At a press conference last week to discuss the water situation, Mayor Ashley Swearengin said part of the city’s investigation included seeking legal counsel over the prospect of liability in the case. The city consulted with a lawyer who ordinarily represents plaintiffs in liability disputes to assess potential risk over corrosion of household plumbing linked to the city’s water.
Fresno’s water division and the State Water Resources Control Board maintain that water delivered to homes in the city’s pipelines is safe and meets all state and federal standards for drinkability.

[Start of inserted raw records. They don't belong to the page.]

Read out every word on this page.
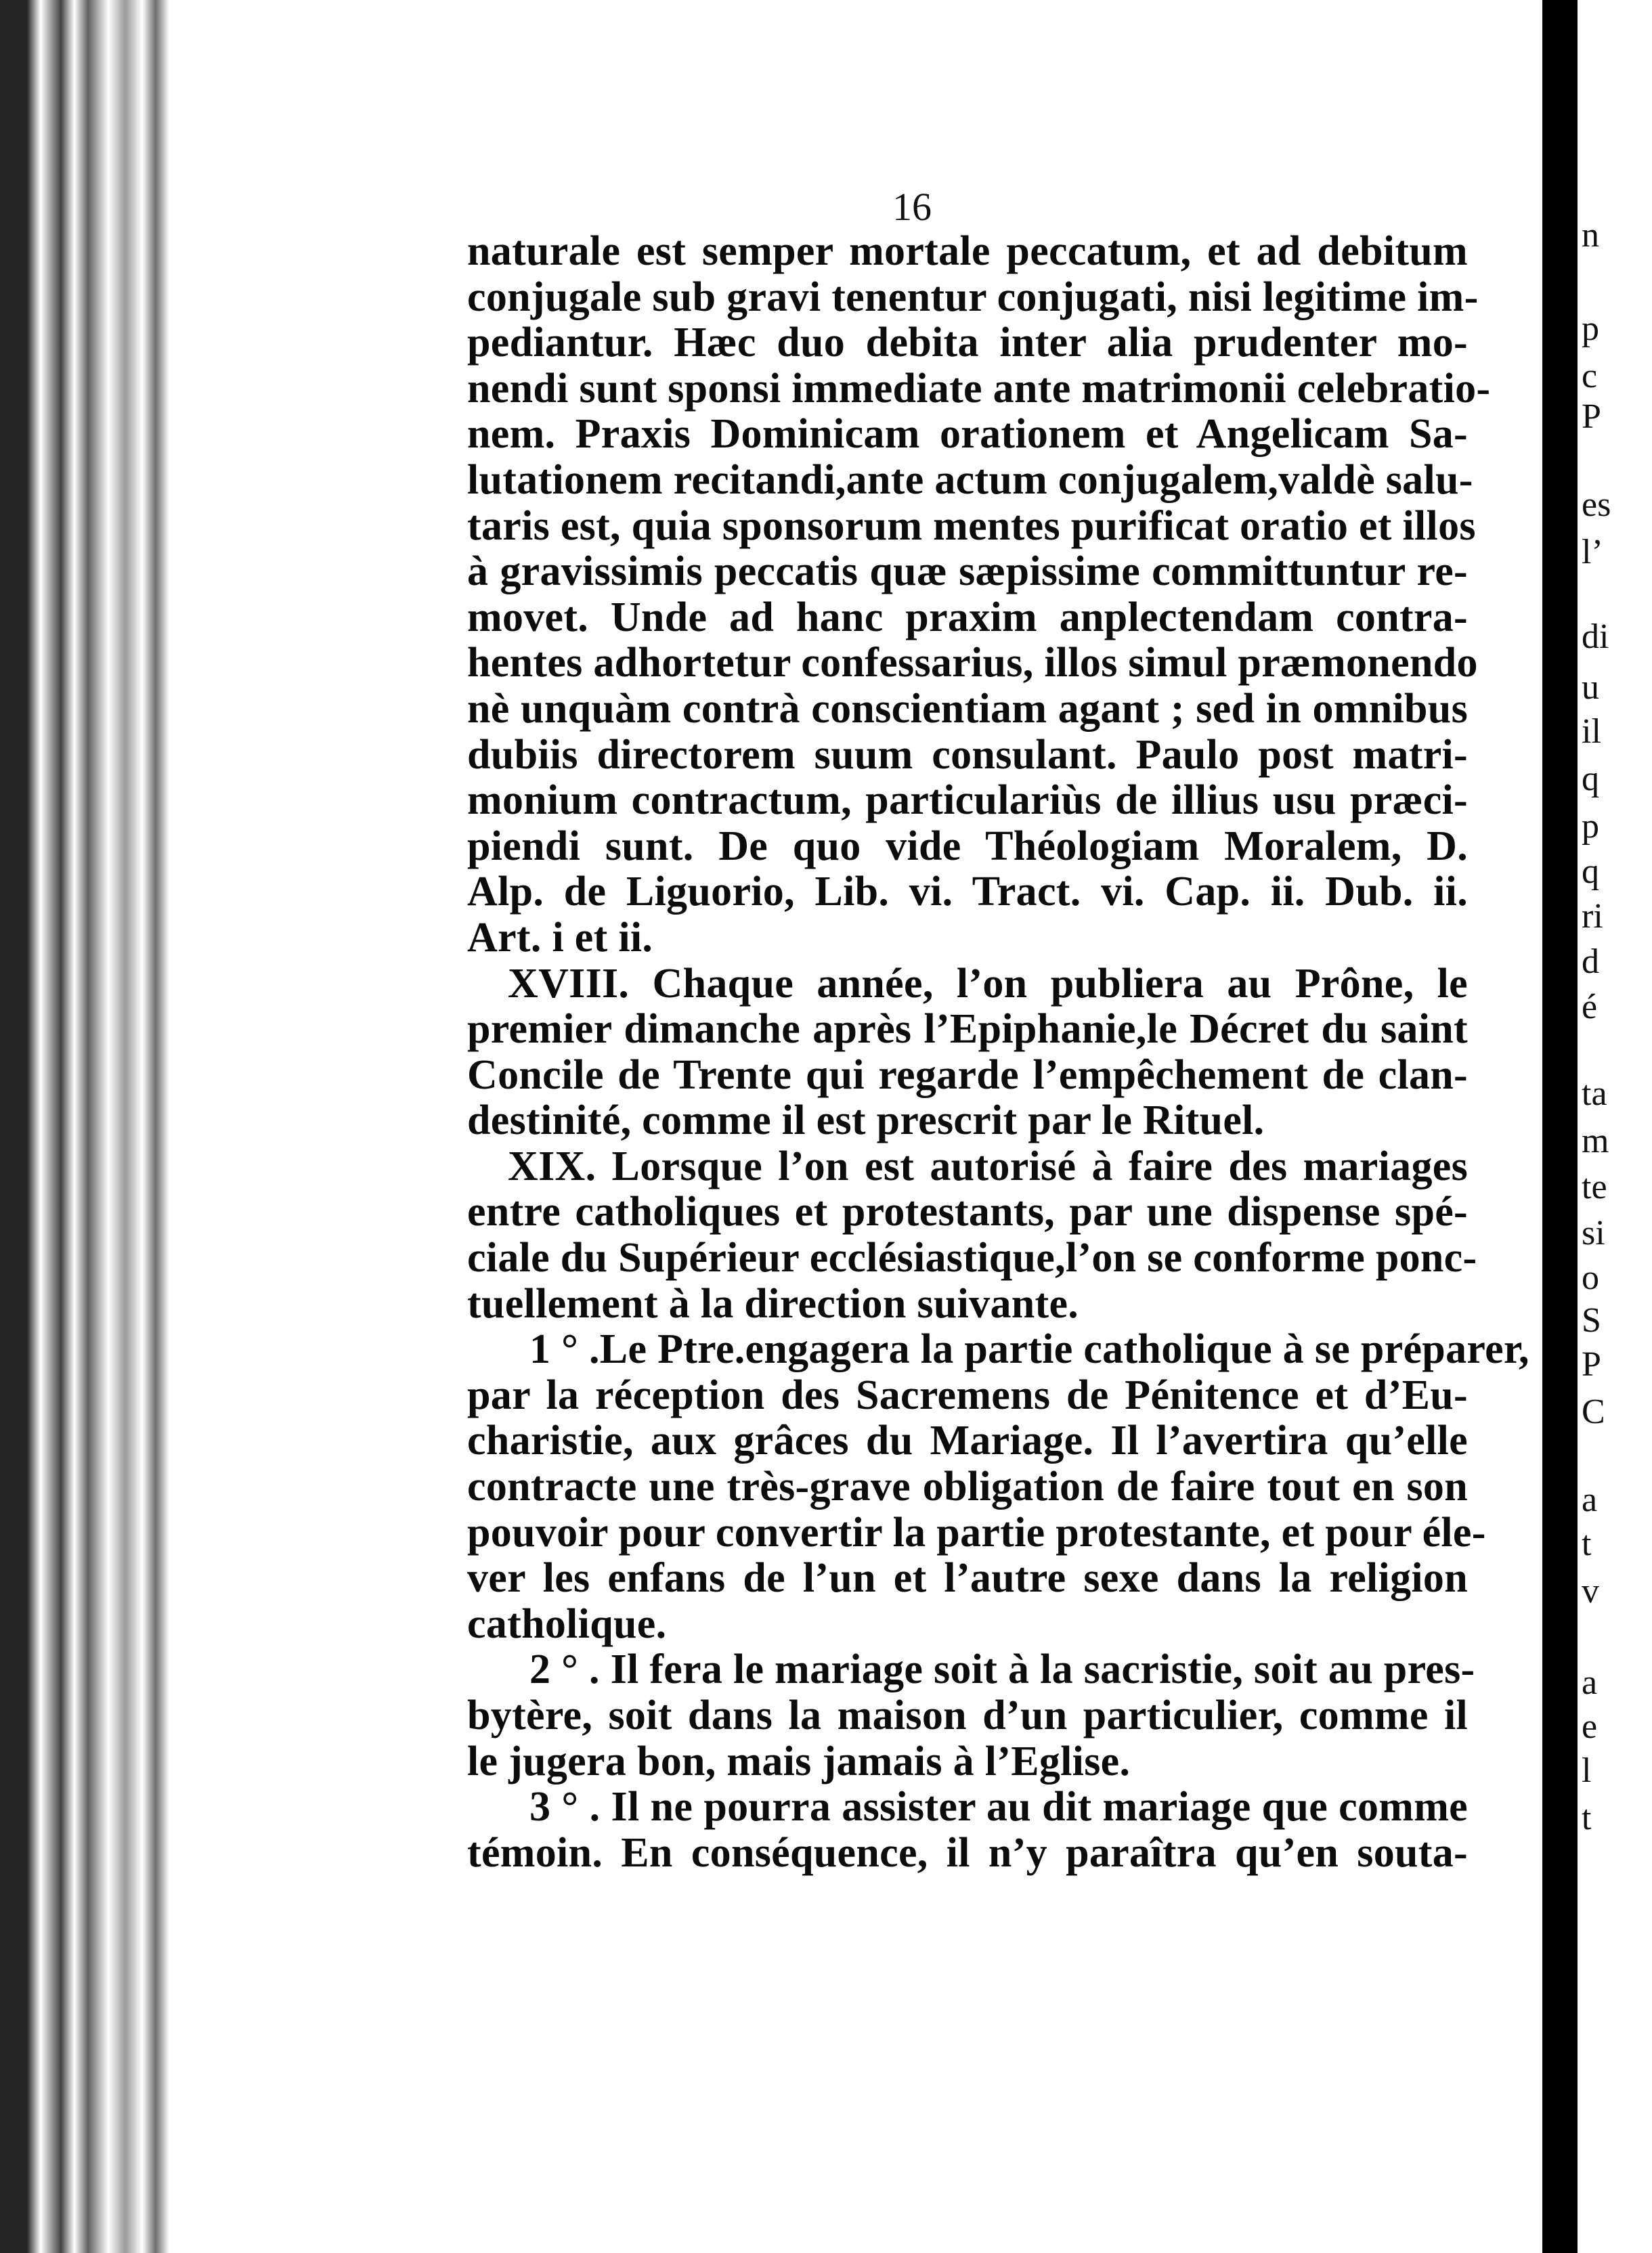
n
p
c
P
es
l’
di
u
il
q
p
q
ri
d
é
ta
m
te
si
o
S
P
C
a
t
v
a
e
l
t
16
naturale est semper mortale peccatum, et ad debitum
conjugale sub gravi tenentur conjugati, nisi legitime im-
pediantur. Hæc duo debita inter alia prudenter mo-
nendi sunt sponsi immediate ante matrimonii celebratio-
nem. Praxis Dominicam orationem et Angelicam Sa-
lutationem recitandi,ante actum conjugalem,valdè salu-
taris est, quia sponsorum mentes purificat oratio et illos
à gravissimis peccatis quæ sæpissime committuntur re-
movet. Unde ad hanc praxim anplectendam contra-
hentes adhortetur confessarius, illos simul præmonendo
nè unquàm contrà conscientiam agant ; sed in omnibus
dubiis directorem suum consulant. Paulo post matri-
monium contractum, particulariùs de illius usu præci-
piendi sunt. De quo vide Théologiam Moralem, D.
Alp. de Liguorio, Lib. vi. Tract. vi. Cap. ii. Dub. ii.
Art. i et ii.
XVIII. Chaque année, l’on publiera au Prône, le
premier dimanche après l’Epiphanie,le Décret du saint
Concile de Trente qui regarde l’empêchement de clan-
destinité, comme il est prescrit par le Rituel.
XIX. Lorsque l’on est autorisé à faire des mariages
entre catholiques et protestants, par une dispense spé-
ciale du Supérieur ecclésiastique,l’on se conforme ponc-
tuellement à la direction suivante.
1 ° .Le Ptre.engagera la partie catholique à se préparer,
par la réception des Sacremens de Pénitence et d’Eu-
charistie, aux grâces du Mariage. Il l’avertira qu’elle
contracte une très-grave obligation de faire tout en son
pouvoir pour convertir la partie protestante, et pour éle-
ver les enfans de l’un et l’autre sexe dans la religion
catholique.
2 ° . Il fera le mariage soit à la sacristie, soit au pres-
bytère, soit dans la maison d’un particulier, comme il
le jugera bon, mais jamais à l’Eglise.
3 ° . Il ne pourra assister au dit mariage que comme
témoin. En conséquence, il n’y paraîtra qu’en souta-
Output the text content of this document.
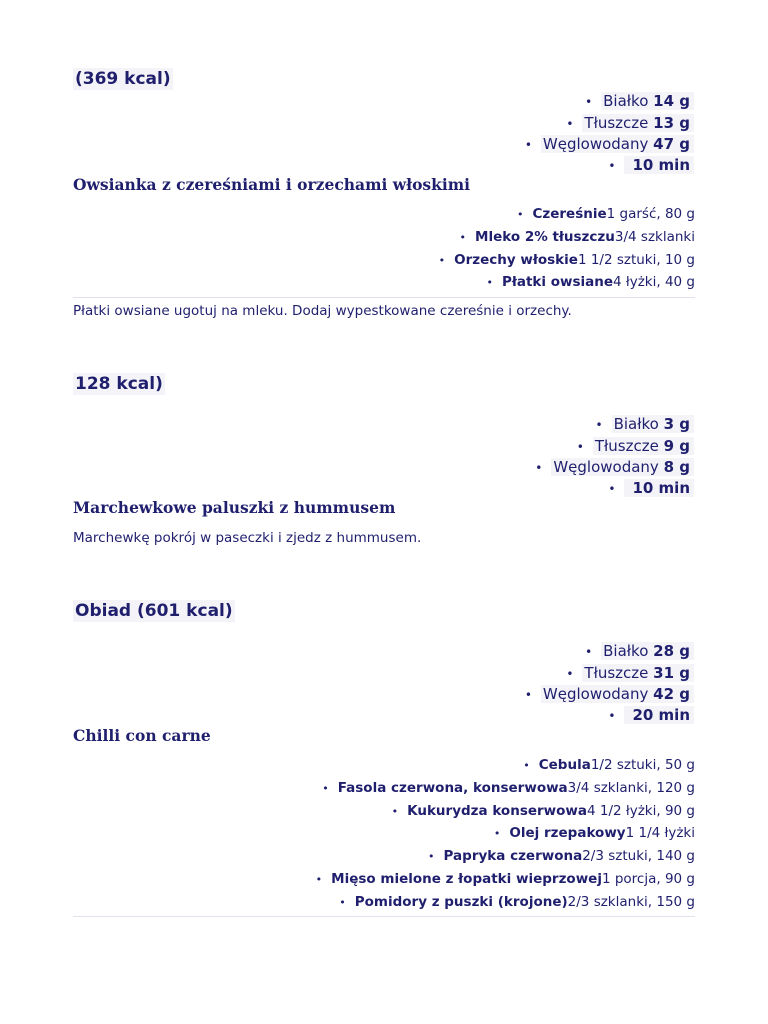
(369 kcal)
• Białko 14 g
• Tłuszcze 13 g
• Węglowodany 47 g
• 10 min
Owsianka z czereśniami i orzechami włoskimi
• Czereśnie1 garść, 80 g
• Mleko 2% tłuszczu3/4 szklanki
• Orzechy włoskie1 1/2 sztuki, 10 g
• Płatki owsiane4 łyżki, 40 g
Płatki owsiane ugotuj na mleku. Dodaj wypestkowane czereśnie i orzechy.
128 kcal)
• Białko 3 g
• Tłuszcze 9 g
• Węglowodany 8 g
• 10 min
Marchewkowe paluszki z hummusem
Marchewkę pokrój w paseczki i zjedz z hummusem.
Obiad (601 kcal)
• Białko 28 g
• Tłuszcze 31 g
• Węglowodany 42 g
• 20 min
Chilli con carne
• Cebula1/2 sztuki, 50 g
• Fasola czerwona, konserwowa3/4 szklanki, 120 g
• Kukurydza konserwowa4 1/2 łyżki, 90 g
• Olej rzepakowy1 1/4 łyżki
• Papryka czerwona2/3 sztuki, 140 g
• Mięso mielone z łopatki wieprzowej1 porcja, 90 g
• Pomidory z puszki (krojone)2/3 szklanki, 150 g
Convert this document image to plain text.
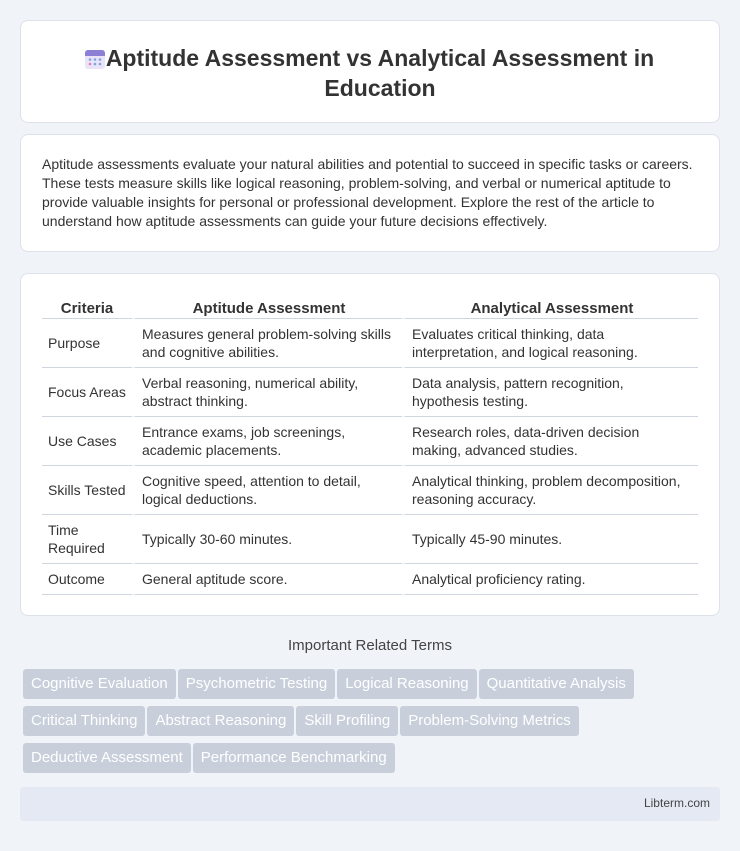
Aptitude Assessment vs Analytical Assessment in Education

Aptitude assessments evaluate your natural abilities and potential to succeed in specific tasks or careers. These tests measure skills like logical reasoning, problem-solving, and verbal or numerical aptitude to provide valuable insights for personal or professional development. Explore the rest of the article to understand how aptitude assessments can guide your future decisions effectively.

Criteria	Aptitude Assessment	Analytical Assessment
Purpose	Measures general problem-solving skills and cognitive abilities.	Evaluates critical thinking, data interpretation, and logical reasoning.
Focus Areas	Verbal reasoning, numerical ability, abstract thinking.	Data analysis, pattern recognition, hypothesis testing.
Use Cases	Entrance exams, job screenings, academic placements.	Research roles, data-driven decision making, advanced studies.
Skills Tested	Cognitive speed, attention to detail, logical deductions.	Analytical thinking, problem decomposition, reasoning accuracy.
Time Required	Typically 30-60 minutes.	Typically 45-90 minutes.
Outcome	General aptitude score.	Analytical proficiency rating.
Important Related Terms
Cognitive Evaluation Psychometric Testing Logical Reasoning Quantitative AnalysisCritical Thinking Abstract Reasoning Skill Profiling Problem-Solving MetricsDeductive Assessment Performance Benchmarking
Libterm.com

The concerns, they say, focus on how the blend of surface and pumped water interacts with galvanized household plumbing in affected homes.
IF YOU GO
▪ What: Northeast Fresno water community meeting
▪ When: 6 p.m. Wednesday
▪ Where: Clovis West High School multipurpose room, 1070 E. Teague Ave., Fresno
▪ Who: City of Fresno officials and experts investigating the northeast Fresno water problems. Local, state and federal officials will attend the meeting as well as national water experts hired by the city. Representatives of a Valencia law firm that is working on behalf of residents will also attend the meeting.